Agfdhyk

Considering the following small code snippet:

template <typename T>

class A{

public:

    A() { };

    ~A() { };

    // ...

    template <typename outT = T> operator std::vector<outT>(){ /* implicit/explicit cast to std::vector */ }    

};



template <typename T = float>

void myFunc(const std::vector<T>& _arg){

    printf("myFuncn");

}



int main(int argc, char const *argv) { 

    A<int> foo;

    myFunc(foo);

}

When trying to compile, I get the error

template argument deduction/substitution failed: [...]  ‘A<int>’ is not derived from ‘const std::vector<T>’

While, on the other hand, if myFunc is not a template, it will compile and run just fine. I assume the error is caused by the fact that since myFunc accepts multiple vector types as argument, the compiler does not know to what type it should convert foo to. However, shouldn't the default template values be used as fallback in such case? Is there an alternative way to be able to pass an object of class A to myFunc?

Implicit conversions are not considered when attempting to deduce template parameters. Since A<int> cannot match const std::vector<T>, the myFunc template is not a viable candidate. This remains true even if you explicitly instantiate it beforehand (and even if the conversion operator is not templated).

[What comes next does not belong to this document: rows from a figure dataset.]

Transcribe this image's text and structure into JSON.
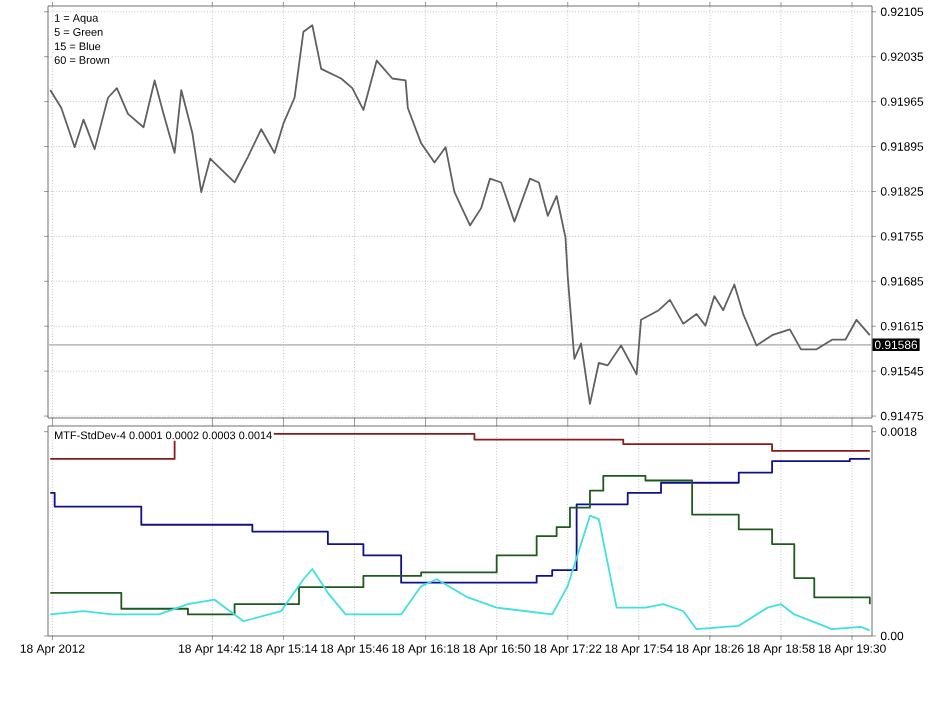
{
  "chart_data": [
    {
      "type": "line",
      "annotations": [
        "1 = Aqua",
        "5 = Green",
        "15 = Blue",
        "60 = Brown"
      ],
      "xlim": [
        "2012-04-18T13:28",
        "2012-04-18T19:39"
      ],
      "ylim": [
        0.91472,
        0.92114
      ],
      "xticks": [
        {
          "value": "2012-04-18T13:30",
          "label": null
        },
        {
          "value": "2012-04-18T14:42",
          "label": null
        },
        {
          "value": "2012-04-18T15:14",
          "label": null
        },
        {
          "value": "2012-04-18T15:46",
          "label": null
        },
        {
          "value": "2012-04-18T16:18",
          "label": null
        },
        {
          "value": "2012-04-18T16:50",
          "label": null
        },
        {
          "value": "2012-04-18T17:22",
          "label": null
        },
        {
          "value": "2012-04-18T17:54",
          "label": null
        },
        {
          "value": "2012-04-18T18:26",
          "label": null
        },
        {
          "value": "2012-04-18T18:58",
          "label": null
        },
        {
          "value": "2012-04-18T19:30",
          "label": null
        }
      ],
      "yticks": [
        0.92105,
        0.92035,
        0.91965,
        0.91895,
        0.91825,
        0.91755,
        0.91685,
        0.91615,
        0.91545,
        0.91475
      ],
      "tick_labels": "y",
      "grid": true,
      "ref_lines": [
        {
          "axis": "y",
          "value": 0.91586,
          "label": "0.91586",
          "color": "#c0c0c0"
        }
      ],
      "series": [
        {
          "color": "#606060",
          "x": [
            "2012-04-18T13:29",
            "2012-04-18T13:34",
            "2012-04-18T13:40",
            "2012-04-18T13:44",
            "2012-04-18T13:49",
            "2012-04-18T13:55",
            "2012-04-18T13:59",
            "2012-04-18T14:04",
            "2012-04-18T14:11",
            "2012-04-18T14:16",
            "2012-04-18T14:20",
            "2012-04-18T14:25",
            "2012-04-18T14:28",
            "2012-04-18T14:33",
            "2012-04-18T14:37",
            "2012-04-18T14:41",
            "2012-04-18T14:52",
            "2012-04-18T14:58",
            "2012-04-18T15:04",
            "2012-04-18T15:10",
            "2012-04-18T15:14",
            "2012-04-18T15:19",
            "2012-04-18T15:23",
            "2012-04-18T15:27",
            "2012-04-18T15:31",
            "2012-04-18T15:40",
            "2012-04-18T15:45",
            "2012-04-18T15:50",
            "2012-04-18T15:56",
            "2012-04-18T16:03",
            "2012-04-18T16:09",
            "2012-04-18T16:10",
            "2012-04-18T16:16",
            "2012-04-18T16:22",
            "2012-04-18T16:27",
            "2012-04-18T16:31",
            "2012-04-18T16:38",
            "2012-04-18T16:43",
            "2012-04-18T16:47",
            "2012-04-18T16:52",
            "2012-04-18T16:58",
            "2012-04-18T17:05",
            "2012-04-18T17:09",
            "2012-04-18T17:13",
            "2012-04-18T17:17",
            "2012-04-18T17:21",
            "2012-04-18T17:22",
            "2012-04-18T17:25",
            "2012-04-18T17:28",
            "2012-04-18T17:32",
            "2012-04-18T17:36",
            "2012-04-18T17:40",
            "2012-04-18T17:46",
            "2012-04-18T17:53",
            "2012-04-18T17:55",
            "2012-04-18T18:03",
            "2012-04-18T18:08",
            "2012-04-18T18:14",
            "2012-04-18T18:20",
            "2012-04-18T18:24",
            "2012-04-18T18:28",
            "2012-04-18T18:32",
            "2012-04-18T18:37",
            "2012-04-18T18:41",
            "2012-04-18T18:47",
            "2012-04-18T18:54",
            "2012-04-18T19:02",
            "2012-04-18T19:07",
            "2012-04-18T19:14",
            "2012-04-18T19:21",
            "2012-04-18T19:27",
            "2012-04-18T19:32",
            "2012-04-18T19:38"
          ],
          "values": [
            0.91983,
            0.91955,
            0.91894,
            0.91937,
            0.91891,
            0.91971,
            0.91986,
            0.91946,
            0.91925,
            0.91998,
            0.91946,
            0.91885,
            0.91983,
            0.91916,
            0.91824,
            0.91876,
            0.91839,
            0.91879,
            0.91922,
            0.91885,
            0.91931,
            0.91971,
            0.92074,
            0.92084,
            0.92016,
            0.92001,
            0.91986,
            0.91952,
            0.92029,
            0.92001,
            0.91998,
            0.91955,
            0.919,
            0.9187,
            0.91894,
            0.91824,
            0.91772,
            0.91799,
            0.91845,
            0.91839,
            0.91778,
            0.91845,
            0.91839,
            0.91787,
            0.91818,
            0.91753,
            0.91692,
            0.91564,
            0.91588,
            0.91494,
            0.91558,
            0.91554,
            0.91585,
            0.9154,
            0.91625,
            0.9164,
            0.91656,
            0.91619,
            0.91634,
            0.91616,
            0.91662,
            0.9164,
            0.9168,
            0.91634,
            0.91585,
            0.91601,
            0.9161,
            0.91579,
            0.91579,
            0.91594,
            0.91594,
            0.91625,
            0.91601
          ]
        }
      ]
    },
    {
      "type": "line",
      "annotations": [
        "MTF-StdDev-4 0.0001 0.0002 0.0003 0.0014"
      ],
      "xlim": [
        "2012-04-18T13:28",
        "2012-04-18T19:39"
      ],
      "ylim": [
        0,
        0.00185
      ],
      "xticks": [
        {
          "value": "2012-04-18T13:30",
          "label": "18 Apr 2012"
        },
        {
          "value": "2012-04-18T14:42",
          "label": "18 Apr 14:42"
        },
        {
          "value": "2012-04-18T15:14",
          "label": "18 Apr 15:14"
        },
        {
          "value": "2012-04-18T15:46",
          "label": "18 Apr 15:46"
        },
        {
          "value": "2012-04-18T16:18",
          "label": "18 Apr 16:18"
        },
        {
          "value": "2012-04-18T16:50",
          "label": "18 Apr 16:50"
        },
        {
          "value": "2012-04-18T17:22",
          "label": "18 Apr 17:22"
        },
        {
          "value": "2012-04-18T17:54",
          "label": "18 Apr 17:54"
        },
        {
          "value": "2012-04-18T18:26",
          "label": "18 Apr 18:26"
        },
        {
          "value": "2012-04-18T18:58",
          "label": "18 Apr 18:58"
        },
        {
          "value": "2012-04-18T19:30",
          "label": "18 Apr 19:30"
        }
      ],
      "yticks": [
        {
          "value": 0.0018,
          "label": "0.0018"
        },
        {
          "value": 0,
          "label": "0.00"
        }
      ],
      "grid": "x",
      "series": [
        {
          "type": "step",
          "color": "#8b1a1a",
          "x": [
            "2012-04-18T13:29",
            "2012-04-18T14:25",
            "2012-04-18T16:40",
            "2012-04-18T17:47",
            "2012-04-18T18:54",
            "2012-04-18T19:38"
          ],
          "values": [
            0.00156,
            0.00178,
            0.00173,
            0.00169,
            0.00163,
            0.00163
          ]
        },
        {
          "type": "step",
          "color": "#10108c",
          "x": [
            "2012-04-18T13:29",
            "2012-04-18T13:31",
            "2012-04-18T14:10",
            "2012-04-18T15:00",
            "2012-04-18T15:34",
            "2012-04-18T15:50",
            "2012-04-18T16:07",
            "2012-04-18T17:08",
            "2012-04-18T17:15",
            "2012-04-18T17:26",
            "2012-04-18T17:49",
            "2012-04-18T18:04",
            "2012-04-18T18:39",
            "2012-04-18T18:54",
            "2012-04-18T19:29",
            "2012-04-18T19:38"
          ],
          "values": [
            0.00126,
            0.00114,
            0.00098,
            0.00092,
            0.00081,
            0.00071,
            0.00047,
            0.00053,
            0.00058,
            0.00116,
            0.00126,
            0.00135,
            0.00144,
            0.00154,
            0.00156,
            0.00156
          ]
        },
        {
          "type": "step",
          "color": "#1e5a1e",
          "x": [
            "2012-04-18T13:29",
            "2012-04-18T14:01",
            "2012-04-18T14:31",
            "2012-04-18T14:52",
            "2012-04-18T15:21",
            "2012-04-18T15:50",
            "2012-04-18T16:16",
            "2012-04-18T16:50",
            "2012-04-18T17:08",
            "2012-04-18T17:17",
            "2012-04-18T17:23",
            "2012-04-18T17:32",
            "2012-04-18T17:38",
            "2012-04-18T17:57",
            "2012-04-18T18:18",
            "2012-04-18T18:39",
            "2012-04-18T18:54",
            "2012-04-18T19:04",
            "2012-04-18T19:13",
            "2012-04-18T19:38"
          ],
          "values": [
            0.00038,
            0.00024,
            0.00019,
            0.00028,
            0.00043,
            0.00053,
            0.00056,
            0.00071,
            0.00088,
            0.00096,
            0.00113,
            0.00128,
            0.00141,
            0.00137,
            0.00107,
            0.00094,
            0.00081,
            0.00051,
            0.00034,
            0.00028
          ]
        },
        {
          "type": "line",
          "color": "#40e0e0",
          "x": [
            "2012-04-18T13:29",
            "2012-04-18T13:44",
            "2012-04-18T13:57",
            "2012-04-18T14:18",
            "2012-04-18T14:31",
            "2012-04-18T14:43",
            "2012-04-18T14:56",
            "2012-04-18T15:13",
            "2012-04-18T15:23",
            "2012-04-18T15:27",
            "2012-04-18T15:34",
            "2012-04-18T15:42",
            "2012-04-18T16:07",
            "2012-04-18T16:16",
            "2012-04-18T16:23",
            "2012-04-18T16:37",
            "2012-04-18T16:50",
            "2012-04-18T17:15",
            "2012-04-18T17:22",
            "2012-04-18T17:32",
            "2012-04-18T17:36",
            "2012-04-18T17:44",
            "2012-04-18T17:57",
            "2012-04-18T18:05",
            "2012-04-18T18:14",
            "2012-04-18T18:20",
            "2012-04-18T18:39",
            "2012-04-18T18:52",
            "2012-04-18T18:58",
            "2012-04-18T19:04",
            "2012-04-18T19:21",
            "2012-04-18T19:34",
            "2012-04-18T19:38"
          ],
          "values": [
            0.00019,
            0.00022,
            0.00019,
            0.00019,
            0.00028,
            0.00032,
            0.00013,
            0.00022,
            0.0005,
            0.00059,
            0.00038,
            0.00019,
            0.00019,
            0.00044,
            0.0005,
            0.00034,
            0.00025,
            0.00019,
            0.00044,
            0.00106,
            0.00103,
            0.00025,
            0.00025,
            0.00028,
            0.00022,
            6e-05,
            9e-05,
            0.00025,
            0.00028,
            0.00019,
            6e-05,
            8e-05,
            5e-05
          ]
        }
      ]
    }
  ]
}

For overload resolution, implicit conversion are considered, which is why the non-templated version works. The templated version never gets to participate because it is not a viable candidate.

The problem is that template argument deduction does not consider implicit conversions, so when you write myFunc(foo) the compiler is unable to determine a type for T. And that's really the end of the story.

See Template argument deduction on C++ reference.

Walter E. Brown gave a fantastic talk about how function templates work (including why you should call them function templates and not templatized functions) at CppCon2018 which I highly recommend.

See "C++ Function Templates: How Do They Really Work?" on youtube.

As noted in other answers, template resolution cannot consider implicit conversions. A simple way to solve the problem is to overload myFunc and do an explicit cast. Consider the following code:

#include <vector>

#include <iostream>



template <typename T>

class A{

public:

    A() { };

    ~A() { };

    // ...

  template <typename outT = T> operator std::vector<outT>() const { /* implicit/explicit cast to std::vector */

    std::cout << "I am doing a conversion" << std::endl;

    return std::vector<outT>(); }

};



template <typename T = float, typename... Args>

void myFunc(const std::vector<T, Args...>& _arg){

  std::cout << "myFunc" << std::endl;

}



template <typename T>

void myFunc(const A<T>& _arg)

{

  std::cout << "I am the second variant of myFunc" << std::endl;

  myFunc(static_cast<const std::vector<T>>(_arg));

}



int main(int argc, char const *argv) { 

    A<int> foo;

    std::cout << "-- First call of myFunc" << std::endl;

    myFunc(foo);

    std::cout << "-- Second call of myFunc" << std::endl;

    std::vector<double> x = foo;

    myFunc(x);



    return 0;

}

Output of the program is:

-- First call of myFunc

I am the second variant of myFunc

I am doing a conversion

myFunc

-- Second call of myFunc

I am doing a conversion

myFunc

When you pass foo to myFunc the compiler uses the second overload of myFunc which, through an explicit cast, calls the conversion operator. In the second case we directly assign foo to a std::vector, hence doing the conversion before passing the resulting std::vector to the first overload of myFunc. Notice that:

• you need a const conversion operator if you wnat to keep constness in the overloads of myFunc.




• you need an additional template parameter pack typename... Args in the first overload of myFunc to capture every specialization of std::vector (say, with a custom allocator).

Another option could be to declare A as class derived from std::vector. Something like the following code:

#include <vector>

#include <iostream>



template <typename T>

class A : public std::vector<T> {

public:

  A() : std::vector<T>(/* Some parameters to initialize the base class */) { }

};



template <typename T = float, typename... Args>

void myFunc(const std::vector<T, Args...>& _arg){

  std::cout << "myFunc" << std::endl;

}



int main(int argc, char const *argv) { 

    A<int> foo;

    myFunc(foo);



    return 0;

}

In this case you do not need a conversion and you call myFunc by slicing. A drawback to this approach is that you do the conversion to a std::vector in the constructor and, every time you modify A, you must keep the data of the base class std::vector up to date.